Ponte Vecchio, meaning Old Bridge, is the oldest bridge across the Arno River. The bridge that stands today dates back to 1345, and was built by Taddeo Gaddi to replace an older bridge. The shops that you will see lining the bridge today have been known to exist since the 12th century, with goldsmiths, silversmiths, and other traders dealing their wares as they did centuries ago.

The bridge is flanked by a sculpture of one of the more well-known Florentine goldsmiths, Benvenuto Cellini. The said goldsmith was the person who created the famous sculpture of Perseus. The statue can be found at the side of the bridge, at the piazza that overlooks the River Arno.

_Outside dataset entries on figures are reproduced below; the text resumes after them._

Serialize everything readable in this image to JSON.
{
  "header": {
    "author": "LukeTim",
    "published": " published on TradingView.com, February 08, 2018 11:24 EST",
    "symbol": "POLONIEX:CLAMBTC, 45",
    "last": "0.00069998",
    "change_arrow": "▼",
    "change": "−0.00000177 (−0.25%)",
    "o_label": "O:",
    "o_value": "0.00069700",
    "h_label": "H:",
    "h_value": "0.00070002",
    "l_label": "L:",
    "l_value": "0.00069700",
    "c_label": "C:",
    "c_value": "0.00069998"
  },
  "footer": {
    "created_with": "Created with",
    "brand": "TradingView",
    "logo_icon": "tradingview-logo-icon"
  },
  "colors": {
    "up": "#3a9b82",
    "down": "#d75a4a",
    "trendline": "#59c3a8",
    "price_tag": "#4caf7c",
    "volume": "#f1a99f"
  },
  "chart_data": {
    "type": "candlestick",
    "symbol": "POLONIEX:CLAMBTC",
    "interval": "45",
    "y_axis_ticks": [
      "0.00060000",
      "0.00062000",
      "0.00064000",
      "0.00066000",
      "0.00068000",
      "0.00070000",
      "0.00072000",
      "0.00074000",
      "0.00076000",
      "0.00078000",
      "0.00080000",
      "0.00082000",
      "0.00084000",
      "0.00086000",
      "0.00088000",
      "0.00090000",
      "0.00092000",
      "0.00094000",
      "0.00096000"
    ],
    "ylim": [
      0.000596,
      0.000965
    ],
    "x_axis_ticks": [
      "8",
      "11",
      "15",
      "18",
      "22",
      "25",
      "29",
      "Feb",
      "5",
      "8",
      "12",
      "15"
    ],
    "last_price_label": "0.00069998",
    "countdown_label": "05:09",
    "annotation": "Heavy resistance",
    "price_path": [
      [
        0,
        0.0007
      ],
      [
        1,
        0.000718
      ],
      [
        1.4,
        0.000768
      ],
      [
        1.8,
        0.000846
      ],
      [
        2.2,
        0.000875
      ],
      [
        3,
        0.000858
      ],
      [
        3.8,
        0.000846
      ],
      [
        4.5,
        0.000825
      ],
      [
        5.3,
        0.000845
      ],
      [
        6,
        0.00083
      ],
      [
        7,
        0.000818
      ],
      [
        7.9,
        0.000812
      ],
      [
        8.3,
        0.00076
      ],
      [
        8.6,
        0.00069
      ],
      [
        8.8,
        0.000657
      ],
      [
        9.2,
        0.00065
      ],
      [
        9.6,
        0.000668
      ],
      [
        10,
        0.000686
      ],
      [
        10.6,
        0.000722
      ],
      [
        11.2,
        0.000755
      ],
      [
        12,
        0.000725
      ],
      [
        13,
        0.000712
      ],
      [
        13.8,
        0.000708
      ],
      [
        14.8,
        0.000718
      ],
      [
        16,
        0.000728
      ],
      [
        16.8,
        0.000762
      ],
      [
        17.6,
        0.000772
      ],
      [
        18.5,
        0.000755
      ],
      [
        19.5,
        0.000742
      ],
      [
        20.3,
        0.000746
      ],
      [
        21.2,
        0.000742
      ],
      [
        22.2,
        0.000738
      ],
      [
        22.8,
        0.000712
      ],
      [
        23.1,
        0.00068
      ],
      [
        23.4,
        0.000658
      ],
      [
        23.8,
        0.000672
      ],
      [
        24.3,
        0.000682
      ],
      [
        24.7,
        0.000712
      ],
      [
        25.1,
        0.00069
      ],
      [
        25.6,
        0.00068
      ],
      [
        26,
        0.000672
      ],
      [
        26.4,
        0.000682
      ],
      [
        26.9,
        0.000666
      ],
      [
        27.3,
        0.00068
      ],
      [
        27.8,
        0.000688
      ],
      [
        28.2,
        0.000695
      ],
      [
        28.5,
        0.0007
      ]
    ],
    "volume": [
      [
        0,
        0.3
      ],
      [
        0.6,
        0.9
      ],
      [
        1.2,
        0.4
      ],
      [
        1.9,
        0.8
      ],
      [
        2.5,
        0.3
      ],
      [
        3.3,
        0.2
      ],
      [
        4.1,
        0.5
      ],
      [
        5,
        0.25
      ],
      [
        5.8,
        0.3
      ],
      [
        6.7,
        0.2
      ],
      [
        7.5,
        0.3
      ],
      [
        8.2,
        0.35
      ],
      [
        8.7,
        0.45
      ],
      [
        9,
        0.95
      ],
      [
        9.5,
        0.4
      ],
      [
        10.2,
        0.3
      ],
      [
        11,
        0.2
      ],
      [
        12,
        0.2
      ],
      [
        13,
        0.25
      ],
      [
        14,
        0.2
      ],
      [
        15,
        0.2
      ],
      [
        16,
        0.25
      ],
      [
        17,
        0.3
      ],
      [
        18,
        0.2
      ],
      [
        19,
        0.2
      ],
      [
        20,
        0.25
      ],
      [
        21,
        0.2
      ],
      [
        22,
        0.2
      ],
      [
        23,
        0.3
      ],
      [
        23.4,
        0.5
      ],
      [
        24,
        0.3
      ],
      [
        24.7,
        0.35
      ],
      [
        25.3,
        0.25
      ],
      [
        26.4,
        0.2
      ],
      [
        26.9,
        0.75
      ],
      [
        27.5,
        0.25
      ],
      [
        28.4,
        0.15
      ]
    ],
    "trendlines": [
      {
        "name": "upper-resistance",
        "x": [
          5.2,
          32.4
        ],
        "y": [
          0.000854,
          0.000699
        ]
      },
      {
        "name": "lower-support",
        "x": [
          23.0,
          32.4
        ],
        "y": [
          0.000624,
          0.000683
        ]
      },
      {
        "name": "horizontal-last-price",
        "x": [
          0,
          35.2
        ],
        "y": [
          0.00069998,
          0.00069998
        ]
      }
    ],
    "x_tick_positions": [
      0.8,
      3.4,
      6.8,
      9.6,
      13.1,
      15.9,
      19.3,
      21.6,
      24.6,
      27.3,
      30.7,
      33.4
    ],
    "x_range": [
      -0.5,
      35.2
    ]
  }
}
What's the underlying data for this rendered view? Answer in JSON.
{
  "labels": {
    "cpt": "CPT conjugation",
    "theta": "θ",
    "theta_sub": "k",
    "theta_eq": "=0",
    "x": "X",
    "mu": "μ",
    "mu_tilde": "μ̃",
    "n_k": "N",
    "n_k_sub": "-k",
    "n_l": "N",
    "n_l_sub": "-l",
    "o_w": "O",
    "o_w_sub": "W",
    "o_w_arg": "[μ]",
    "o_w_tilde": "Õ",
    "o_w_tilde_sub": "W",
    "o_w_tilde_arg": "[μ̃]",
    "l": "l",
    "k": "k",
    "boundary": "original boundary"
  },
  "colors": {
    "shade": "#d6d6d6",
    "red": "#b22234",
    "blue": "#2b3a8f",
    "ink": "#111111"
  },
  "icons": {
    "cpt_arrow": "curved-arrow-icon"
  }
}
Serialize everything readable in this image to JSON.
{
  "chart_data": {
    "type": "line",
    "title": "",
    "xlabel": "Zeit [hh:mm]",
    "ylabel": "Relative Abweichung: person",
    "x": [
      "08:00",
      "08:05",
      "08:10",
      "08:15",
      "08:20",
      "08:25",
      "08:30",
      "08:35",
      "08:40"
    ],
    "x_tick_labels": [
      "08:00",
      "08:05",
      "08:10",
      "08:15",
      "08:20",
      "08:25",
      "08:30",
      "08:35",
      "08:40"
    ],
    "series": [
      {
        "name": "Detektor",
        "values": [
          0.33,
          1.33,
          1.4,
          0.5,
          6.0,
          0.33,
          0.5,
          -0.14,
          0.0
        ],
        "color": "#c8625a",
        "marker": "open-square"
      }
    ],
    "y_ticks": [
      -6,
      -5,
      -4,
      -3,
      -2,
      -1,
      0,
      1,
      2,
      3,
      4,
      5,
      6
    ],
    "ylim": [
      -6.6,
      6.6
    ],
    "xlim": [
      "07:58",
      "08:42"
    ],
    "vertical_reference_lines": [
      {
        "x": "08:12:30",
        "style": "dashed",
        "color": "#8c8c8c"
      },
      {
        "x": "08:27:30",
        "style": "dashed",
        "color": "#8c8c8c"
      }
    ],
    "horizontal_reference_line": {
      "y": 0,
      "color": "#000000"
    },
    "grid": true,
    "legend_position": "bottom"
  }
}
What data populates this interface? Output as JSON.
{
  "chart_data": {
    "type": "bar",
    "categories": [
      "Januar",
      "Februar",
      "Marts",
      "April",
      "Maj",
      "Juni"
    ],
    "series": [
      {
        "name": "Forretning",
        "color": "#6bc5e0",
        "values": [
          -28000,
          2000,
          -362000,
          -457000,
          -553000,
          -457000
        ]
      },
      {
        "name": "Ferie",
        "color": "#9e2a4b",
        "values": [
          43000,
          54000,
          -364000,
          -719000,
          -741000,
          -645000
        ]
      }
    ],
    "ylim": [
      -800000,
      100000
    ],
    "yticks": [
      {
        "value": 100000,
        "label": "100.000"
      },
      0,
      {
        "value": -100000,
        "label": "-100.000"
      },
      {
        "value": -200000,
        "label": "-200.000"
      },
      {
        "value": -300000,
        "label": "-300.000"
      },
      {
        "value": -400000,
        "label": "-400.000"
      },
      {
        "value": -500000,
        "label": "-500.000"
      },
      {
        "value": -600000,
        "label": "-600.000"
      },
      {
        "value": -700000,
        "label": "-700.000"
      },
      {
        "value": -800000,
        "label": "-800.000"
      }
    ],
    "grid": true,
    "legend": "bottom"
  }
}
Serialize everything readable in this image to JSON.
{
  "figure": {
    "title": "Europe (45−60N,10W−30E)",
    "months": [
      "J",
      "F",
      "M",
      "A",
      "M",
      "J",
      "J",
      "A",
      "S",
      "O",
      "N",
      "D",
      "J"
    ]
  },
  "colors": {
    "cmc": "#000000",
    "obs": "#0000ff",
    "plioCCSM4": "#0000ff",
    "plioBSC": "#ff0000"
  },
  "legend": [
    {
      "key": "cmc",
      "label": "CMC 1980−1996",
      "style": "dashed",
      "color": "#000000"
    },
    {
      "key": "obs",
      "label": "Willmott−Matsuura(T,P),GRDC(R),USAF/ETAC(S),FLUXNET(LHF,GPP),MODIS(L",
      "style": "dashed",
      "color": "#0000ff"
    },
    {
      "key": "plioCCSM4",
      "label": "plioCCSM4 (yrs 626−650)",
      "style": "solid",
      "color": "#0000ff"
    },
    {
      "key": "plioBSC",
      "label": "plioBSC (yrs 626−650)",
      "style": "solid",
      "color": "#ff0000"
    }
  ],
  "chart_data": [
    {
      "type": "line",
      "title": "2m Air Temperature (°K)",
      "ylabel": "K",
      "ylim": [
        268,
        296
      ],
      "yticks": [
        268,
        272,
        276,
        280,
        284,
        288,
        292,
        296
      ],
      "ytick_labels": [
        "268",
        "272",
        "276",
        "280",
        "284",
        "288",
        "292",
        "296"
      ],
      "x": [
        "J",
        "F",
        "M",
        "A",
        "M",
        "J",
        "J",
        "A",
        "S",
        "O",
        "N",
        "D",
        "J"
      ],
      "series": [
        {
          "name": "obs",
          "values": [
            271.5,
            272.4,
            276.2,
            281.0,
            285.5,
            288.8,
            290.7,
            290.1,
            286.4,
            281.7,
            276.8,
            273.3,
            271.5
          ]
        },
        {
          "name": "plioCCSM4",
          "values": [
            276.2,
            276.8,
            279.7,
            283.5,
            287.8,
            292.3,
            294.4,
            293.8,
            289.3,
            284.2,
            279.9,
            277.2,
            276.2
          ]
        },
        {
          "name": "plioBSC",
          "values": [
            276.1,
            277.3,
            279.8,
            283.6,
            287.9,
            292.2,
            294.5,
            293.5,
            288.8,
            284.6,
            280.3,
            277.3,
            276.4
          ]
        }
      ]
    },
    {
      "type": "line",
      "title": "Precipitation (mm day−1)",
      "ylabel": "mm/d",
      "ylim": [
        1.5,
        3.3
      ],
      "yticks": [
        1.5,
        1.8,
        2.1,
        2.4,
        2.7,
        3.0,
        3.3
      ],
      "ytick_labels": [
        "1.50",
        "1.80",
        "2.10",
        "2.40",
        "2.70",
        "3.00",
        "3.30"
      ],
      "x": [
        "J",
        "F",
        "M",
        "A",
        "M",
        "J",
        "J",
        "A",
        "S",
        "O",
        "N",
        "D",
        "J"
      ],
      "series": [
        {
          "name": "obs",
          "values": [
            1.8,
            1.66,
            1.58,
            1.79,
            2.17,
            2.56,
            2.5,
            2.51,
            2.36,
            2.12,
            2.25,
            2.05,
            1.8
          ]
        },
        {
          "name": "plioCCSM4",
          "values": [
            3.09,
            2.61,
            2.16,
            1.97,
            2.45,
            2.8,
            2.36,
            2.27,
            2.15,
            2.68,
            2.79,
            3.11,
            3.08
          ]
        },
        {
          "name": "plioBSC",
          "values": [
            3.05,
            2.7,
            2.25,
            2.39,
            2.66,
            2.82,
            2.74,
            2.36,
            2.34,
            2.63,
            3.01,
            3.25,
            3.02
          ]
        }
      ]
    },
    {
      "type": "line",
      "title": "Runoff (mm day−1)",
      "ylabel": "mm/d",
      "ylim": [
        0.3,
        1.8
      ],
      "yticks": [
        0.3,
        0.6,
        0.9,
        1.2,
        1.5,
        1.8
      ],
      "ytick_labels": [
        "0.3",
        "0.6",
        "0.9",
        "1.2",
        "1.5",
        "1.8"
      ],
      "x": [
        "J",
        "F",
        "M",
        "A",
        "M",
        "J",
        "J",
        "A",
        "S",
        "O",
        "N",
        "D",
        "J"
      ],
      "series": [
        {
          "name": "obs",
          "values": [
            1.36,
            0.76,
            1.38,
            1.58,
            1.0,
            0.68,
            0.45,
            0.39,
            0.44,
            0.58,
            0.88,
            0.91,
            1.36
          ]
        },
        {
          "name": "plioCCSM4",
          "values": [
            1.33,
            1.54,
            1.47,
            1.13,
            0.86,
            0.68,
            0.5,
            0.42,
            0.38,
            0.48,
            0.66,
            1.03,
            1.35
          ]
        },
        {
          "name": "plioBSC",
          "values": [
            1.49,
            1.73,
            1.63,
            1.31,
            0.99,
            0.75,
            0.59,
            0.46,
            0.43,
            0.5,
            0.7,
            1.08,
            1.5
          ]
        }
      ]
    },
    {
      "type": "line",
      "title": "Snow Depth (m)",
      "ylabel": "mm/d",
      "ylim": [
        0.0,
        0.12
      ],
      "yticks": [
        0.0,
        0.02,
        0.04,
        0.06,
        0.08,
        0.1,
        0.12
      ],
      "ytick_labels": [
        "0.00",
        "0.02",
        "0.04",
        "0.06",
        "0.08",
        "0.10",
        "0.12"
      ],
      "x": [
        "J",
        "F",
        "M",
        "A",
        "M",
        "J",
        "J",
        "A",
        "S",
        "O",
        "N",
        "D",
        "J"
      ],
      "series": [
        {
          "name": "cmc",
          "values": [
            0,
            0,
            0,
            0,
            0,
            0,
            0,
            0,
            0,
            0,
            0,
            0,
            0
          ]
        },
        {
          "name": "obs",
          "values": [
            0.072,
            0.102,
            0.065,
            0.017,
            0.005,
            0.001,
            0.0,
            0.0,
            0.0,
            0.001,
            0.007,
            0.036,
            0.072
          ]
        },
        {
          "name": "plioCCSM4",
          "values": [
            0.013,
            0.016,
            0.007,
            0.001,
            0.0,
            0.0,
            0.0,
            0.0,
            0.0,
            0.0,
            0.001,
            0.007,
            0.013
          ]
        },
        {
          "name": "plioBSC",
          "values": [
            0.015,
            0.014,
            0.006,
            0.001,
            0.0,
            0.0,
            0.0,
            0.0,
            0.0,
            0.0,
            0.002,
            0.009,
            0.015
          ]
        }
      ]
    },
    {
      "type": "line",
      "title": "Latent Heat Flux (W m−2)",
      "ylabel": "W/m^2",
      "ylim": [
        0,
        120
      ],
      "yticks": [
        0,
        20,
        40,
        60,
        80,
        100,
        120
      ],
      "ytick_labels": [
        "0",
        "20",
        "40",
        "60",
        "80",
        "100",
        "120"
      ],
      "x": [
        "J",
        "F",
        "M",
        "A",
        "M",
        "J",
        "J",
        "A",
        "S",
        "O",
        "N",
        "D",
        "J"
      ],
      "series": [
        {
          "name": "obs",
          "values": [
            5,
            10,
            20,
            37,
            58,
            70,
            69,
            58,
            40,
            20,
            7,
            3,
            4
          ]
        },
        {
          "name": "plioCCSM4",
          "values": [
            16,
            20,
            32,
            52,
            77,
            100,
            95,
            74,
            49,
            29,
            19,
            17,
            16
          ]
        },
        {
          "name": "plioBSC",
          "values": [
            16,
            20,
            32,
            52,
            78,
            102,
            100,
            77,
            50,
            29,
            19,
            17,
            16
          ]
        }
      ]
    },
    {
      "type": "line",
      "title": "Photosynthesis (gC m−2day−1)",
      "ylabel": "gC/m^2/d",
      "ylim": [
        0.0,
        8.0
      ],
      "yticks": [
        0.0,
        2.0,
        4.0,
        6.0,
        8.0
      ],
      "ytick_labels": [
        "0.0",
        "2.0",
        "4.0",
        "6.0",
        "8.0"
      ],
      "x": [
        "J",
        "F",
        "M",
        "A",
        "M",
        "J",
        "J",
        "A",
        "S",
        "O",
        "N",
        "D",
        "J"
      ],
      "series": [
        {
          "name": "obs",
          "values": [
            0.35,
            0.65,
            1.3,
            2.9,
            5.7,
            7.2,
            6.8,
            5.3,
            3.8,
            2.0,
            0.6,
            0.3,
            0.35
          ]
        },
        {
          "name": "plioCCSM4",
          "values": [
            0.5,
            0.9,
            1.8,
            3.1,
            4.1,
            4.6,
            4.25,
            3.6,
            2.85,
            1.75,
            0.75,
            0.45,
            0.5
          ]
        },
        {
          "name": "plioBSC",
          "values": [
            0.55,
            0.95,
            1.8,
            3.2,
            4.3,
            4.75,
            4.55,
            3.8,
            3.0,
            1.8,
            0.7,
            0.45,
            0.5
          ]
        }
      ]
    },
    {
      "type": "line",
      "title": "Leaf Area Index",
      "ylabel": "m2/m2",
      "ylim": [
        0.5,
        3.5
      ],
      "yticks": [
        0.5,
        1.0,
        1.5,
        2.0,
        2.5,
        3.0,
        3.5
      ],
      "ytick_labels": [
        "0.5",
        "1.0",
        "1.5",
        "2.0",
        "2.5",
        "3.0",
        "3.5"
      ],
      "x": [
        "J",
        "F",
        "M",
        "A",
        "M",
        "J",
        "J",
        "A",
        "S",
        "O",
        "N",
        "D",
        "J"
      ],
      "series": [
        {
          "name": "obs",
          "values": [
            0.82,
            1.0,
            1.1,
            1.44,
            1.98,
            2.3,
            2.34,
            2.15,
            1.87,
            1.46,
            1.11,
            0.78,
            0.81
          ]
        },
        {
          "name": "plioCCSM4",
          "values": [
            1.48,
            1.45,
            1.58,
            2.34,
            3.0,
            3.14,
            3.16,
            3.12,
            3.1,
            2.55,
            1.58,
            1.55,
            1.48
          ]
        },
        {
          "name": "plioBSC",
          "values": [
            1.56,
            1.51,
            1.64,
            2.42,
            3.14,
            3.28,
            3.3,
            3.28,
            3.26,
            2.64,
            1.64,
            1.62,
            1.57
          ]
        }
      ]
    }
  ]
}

The Ponte Vecchio is perhaps one of the luckiest bridges in the world, if there ever was one. In 1944, even the Nazis couldn't bring themselves to destroy such as historical structure, even with orders to blow up every single bridge in Florence, to keep the Allied Forces from advancing. To preserve the history of the bridge, they decided to instead blow off the ancient buildings that surrounded the bridge, blocking off the use of the bridge in the process.

After that crisis, a flood in the Arno in 1966 spared the bridge, but not the shops. Thankfully, a night watchman spotted the flood early enough, and was able to alert the goldsmiths of the impending doom. The valuable items of the sellers were saved and not washed away, and the bridge luckily remained intact.